Mosi-oa-Tunya is the colorful local name for one of nature's awesome wonders, Victoria Falls on the Zambezi River, Africa's fourth longest river. Translated it means "Smoke that Thunders" for its prodigious spray which in the wet season can be seen from thirty miles.
While it is neither the highest nor the widest waterfall in the world, it is classified as the largest based on its width of 1,708 metres (5,604 ft) and height of 108 metres (354 ft), resulting in the world's largest sheet of falling water. Victoria Falls is roughly twice the height of North America's Niagara Falls and well over twice the width of its Horseshoe Falls. In height and width Victoria Falls is rivalled only by Argentina and Brazil's Iguazi Falls.
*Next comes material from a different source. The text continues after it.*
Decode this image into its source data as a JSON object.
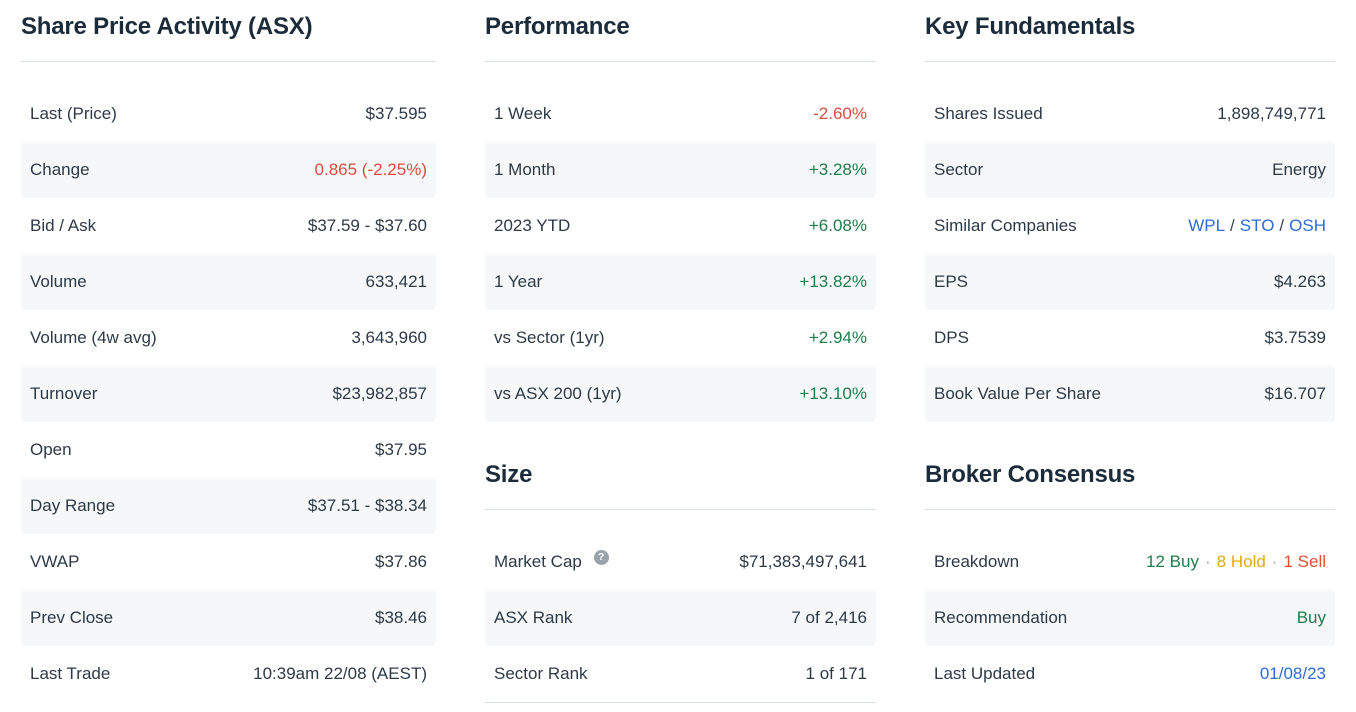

The falls lies partly in Zimbabwe and partly in Zambia. The Zambia side is dry at this time of year preventing us from seeing the falls in its full glory, but also allowing us to see it at all! I'm told that during the wet season the spray is so thick that it is impossible to see into the gorge and that the falls seemingly "rains up". So, we were inadvertently fortunate. But even if half the falls was dry the rest of it gets your attention and "smoke that thunders" is indeed an appropriate appellation. I was not entirely comfortable peering over the cliff into the depths of its chasm...it's a long way down. Which causes me to comment on the brave (foolish?) souls who wade into a pool (Devil's Pool) where the water is shallow enough to wade to the brink of the falls and peer over the edge. There was a group taking that dare as we watched. My skin still crawls. Even though the water was only calf deep one slip would send one on a journey of no return for over 350 vertical feet. Not a wise bet in my book.